Hem’s another band I got into when I was DJing at KXUA, this time in the spring of my senior year. This wistful Brooklyn “countrypolitan” group is special to many of my friends, not least for their first album, Rabbit Songs, which opens with a lo-fi tape recording of Hem’s singer, Sally Ellyson, singing a bit of lullaby called “Lord, Blow the Moon Out, Please”—an audition of sorts in response to the singer-seeking ad that band leader Dan Messe had posted in The Village Voice.

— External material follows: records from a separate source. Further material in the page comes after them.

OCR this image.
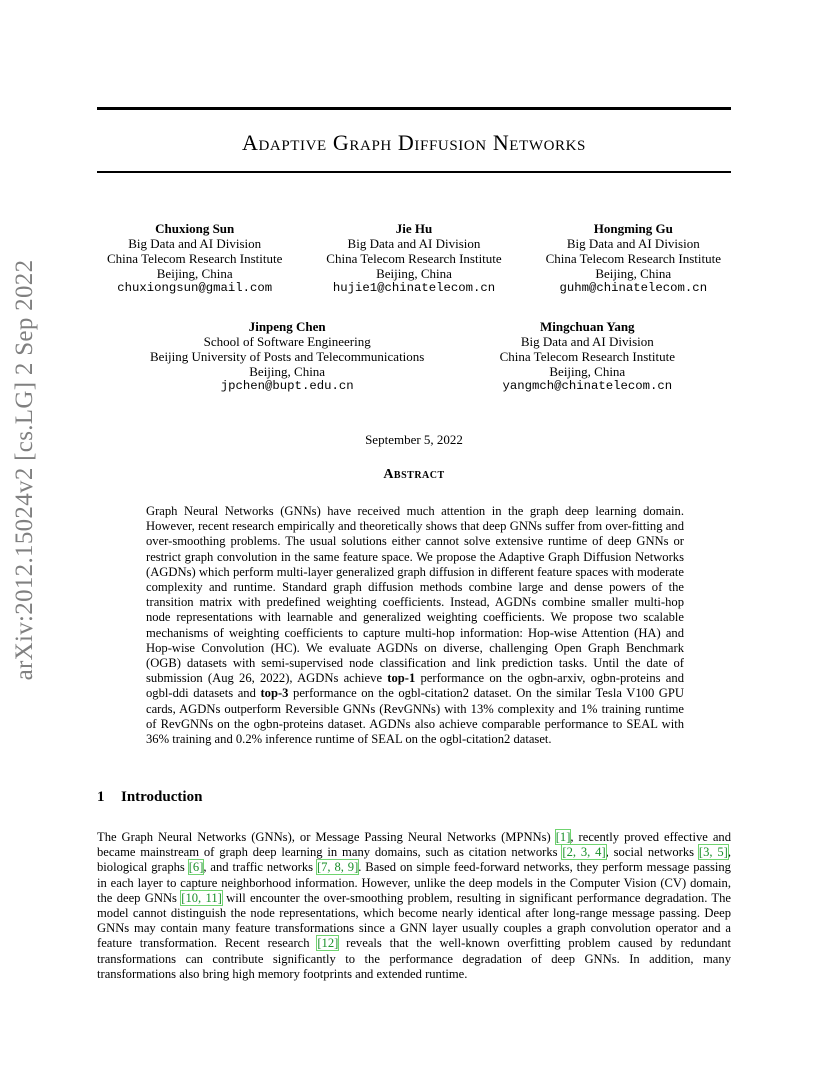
arXiv:2012.15024v2 [cs.LG] 2 Sep 2022
Adaptive Graph Diffusion Networks
Chuxiong Sun
Big Data and AI Division
China Telecom Research Institute
Beijing, China
chuxiongsun@gmail.com
Jie Hu
Big Data and AI Division
China Telecom Research Institute
Beijing, China
hujie1@chinatelecom.cn
Hongming Gu
Big Data and AI Division
China Telecom Research Institute
Beijing, China
guhm@chinatelecom.cn
Jinpeng Chen
School of Software Engineering
Beijing University of Posts and Telecommunications
Beijing, China
jpchen@bupt.edu.cn
Mingchuan Yang
Big Data and AI Division
China Telecom Research Institute
Beijing, China
yangmch@chinatelecom.cn
September 5, 2022
Abstract

Graph Neural Networks (GNNs) have received much attention in the graph deep learning domain. However, recent research empirically and theoretically shows that deep GNNs suffer from over-fitting and over-smoothing problems. The usual solutions either cannot solve extensive runtime of deep GNNs or restrict graph convolution in the same feature space. We propose the Adaptive Graph Diffusion Networks (AGDNs) which perform multi-layer generalized graph diffusion in different feature spaces with moderate complexity and runtime. Standard graph diffusion methods combine large and dense powers of the transition matrix with predefined weighting coefficients. Instead, AGDNs combine smaller multi-hop node representations with learnable and generalized weighting coefficients. We propose two scalable mechanisms of weighting coefficients to capture multi-hop information: Hop-wise Attention (HA) and Hop-wise Convolution (HC). We evaluate AGDNs on diverse, challenging Open Graph Benchmark (OGB) datasets with semi-supervised node classification and link prediction tasks. Until the date of submission (Aug 26, 2022), AGDNs achieve top-1 performance on the ogbn-arxiv, ogbn-proteins and ogbl-ddi datasets and top-3 performance on the ogbl-citation2 dataset. On the similar Tesla V100 GPU cards, AGDNs outperform Reversible GNNs (RevGNNs) with 13% complexity and 1% training runtime of RevGNNs on the ogbn-proteins dataset. AGDNs also achieve comparable performance to SEAL with 36% training and 0.2% inference runtime of SEAL on the ogbl-citation2 dataset.

1 Introduction

The Graph Neural Networks (GNNs), or Message Passing Neural Networks (MPNNs) [1], recently proved effective and became mainstream of graph deep learning in many domains, such as citation networks [2, 3, 4], social networks [3, 5], biological graphs [6], and traffic networks [7, 8, 9]. Based on simple feed-forward networks, they perform message passing in each layer to capture neighborhood information. However, unlike the deep models in the Computer Vision (CV) domain, the deep GNNs [10, 11] will encounter the over-smoothing problem, resulting in significant performance degradation. The model cannot distinguish the node representations, which become nearly identical after long-range message passing. Deep GNNs may contain many feature transformations since a GNN layer usually couples a graph convolution operator and a feature transformation. Recent research [12] reveals that the well-known overfitting problem caused by redundant transformations can contribute significantly to the performance degradation of deep GNNs. In addition, many transformations also bring high memory footprints and extended runtime.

Mr. Messe writes the words and Ms. Ellyson sings them. And what words and what a voice they are: you’ll have to hear Ms. Ellyson sing to get the full effect, but Mr. Messe’s words are impressive on their own, full of surprising turns of phrase:

The sidewalk bends where your house ends
Like the neighborhood is on its knees
You’re surrounded by a chain-link fence
That keeps me out but lets me see

Well I come by most every night
The shutters pounding in the breeze
A clothesline strung like paper kites
That blow my words right back at me

But someday when my heart exhales
I’ll tell you everything
These sweet words spilling all about us
I’ll say please please be with me
And I’ll breathe so easily
But instead I’m turning blue
I look at you
And keep my stupid mouth shut

The hall light streams out through the screens
And the shadows capture me in webs
Just tangled up in what I’ve seen
And every word I have not said
I have not said

‘Cause the sidewalk bends where your house ends
Like the neighborhood is on its knees

It’s lazy, screened-in summer porch, on the bed with the ceiling fan turning unproductively music. And very American, in the best sense of the word.